By being mindful of these foods and substances, you can support your baby's health and maintain a healthy milk supply.
Supplements to Increase Milk Supply
There is ongoing research about which foods can boost milk production quickly. However, certain supplements have proven beneficial in this matter. Consider the following:
- Lactare: Contains Shatavari, known for its lactation-promoting properties, and is available in capsule and granule form.
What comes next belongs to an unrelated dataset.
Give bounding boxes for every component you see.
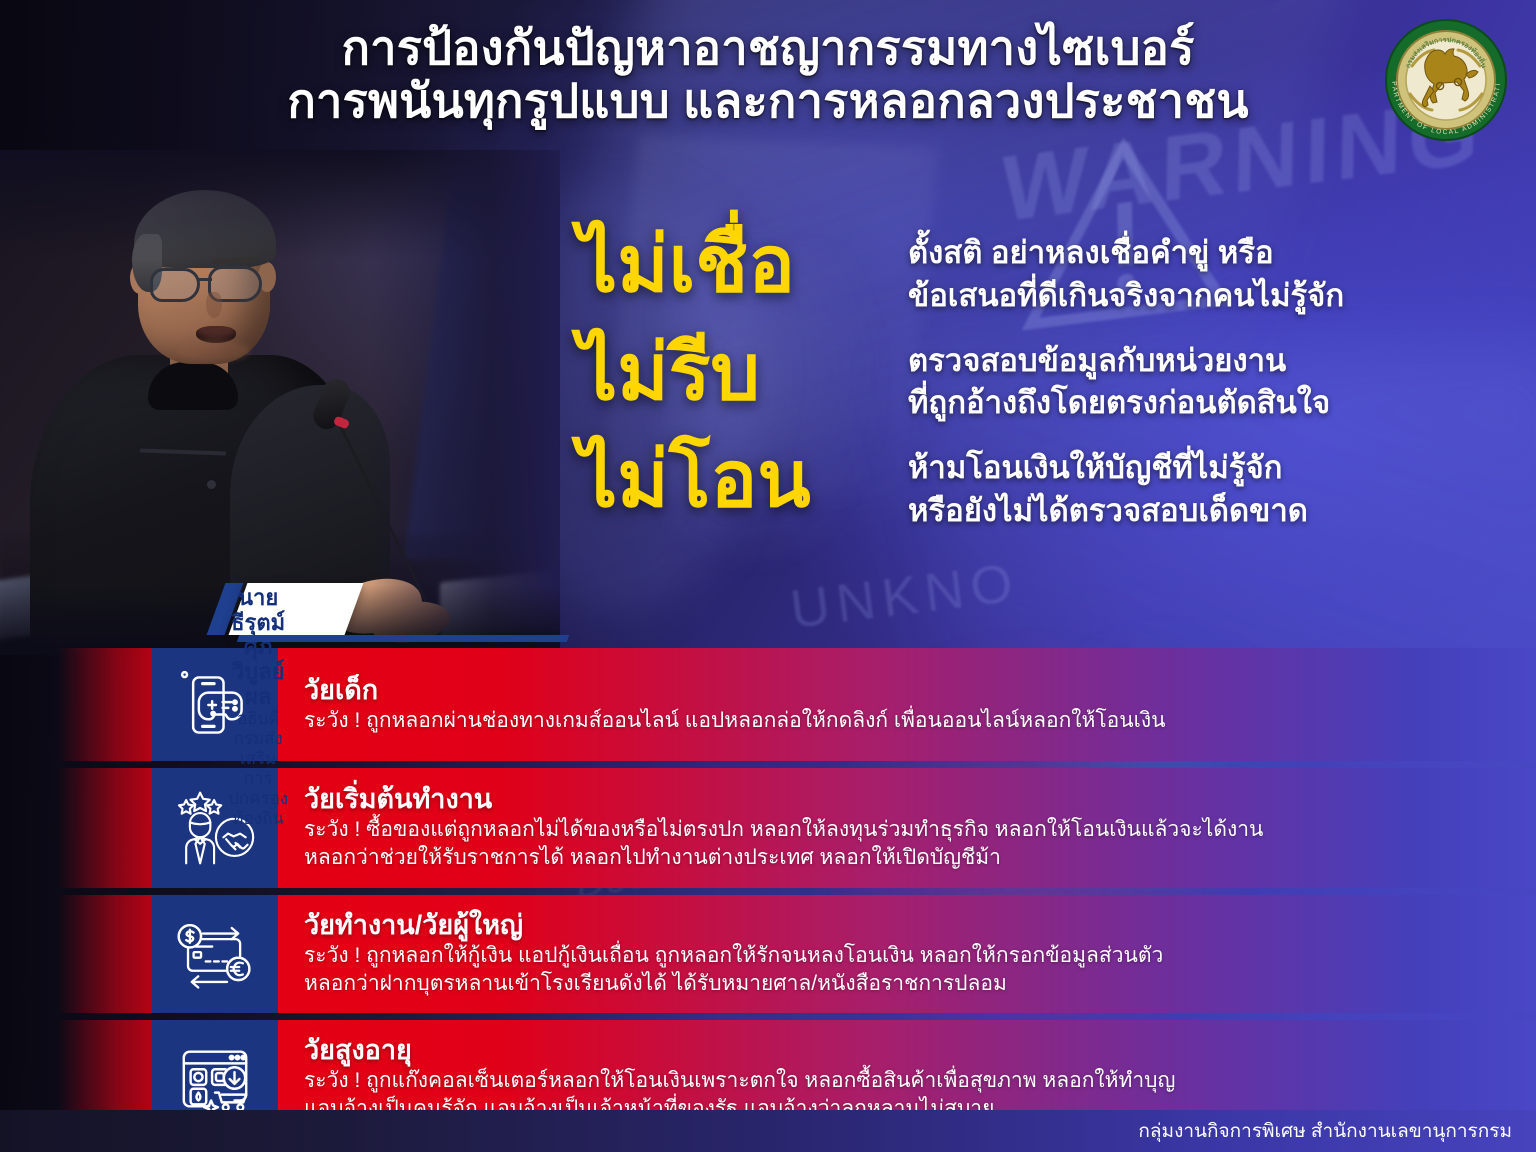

- Galact (Zandu): An Ayurvedic product that includes herbs like Shatavari, Vidarikand, and Safed Musli; available in syrup and granule form.
- Prolacta: Combines fenugreek, cumin, and fennel, which are traditionally used to support lactation; available in tablet form.
- Mothers Horlicks: Enriched with vital nutrients and DHA to enhance milk quality and support the extra calorie requirement in lactation.
- Galactogil: Contains aniseed, fennel, and calcium; available as granules to promote breast milk production.
Remember to consult your doctor before starting any supplements to increase your milk supply to ensure they are safe and appropriate for your specific situation. Along with supplements, herbal remedies can also be beneficial for lactating mothers.
Herbal Remedies and Lactation-Promoting Supplements
Certain herbal remedies and supplements are believed to help increase breast milk supply. Some popular options include:
- Fenugreek: A common herbal galactagogue that may help stimulate milk production.
- Blessed Thistle: Often used in combination with fenugreek to promote lactation.
- Fennel Seed: May help increase milk supply and reduce colic symptoms in babies.
- Brewer's Yeast: Rich in B vitamins and believed to support milk production.
Always consult with your doctor before using any herbal remedies or supplements to ensure they are safe for you and your baby.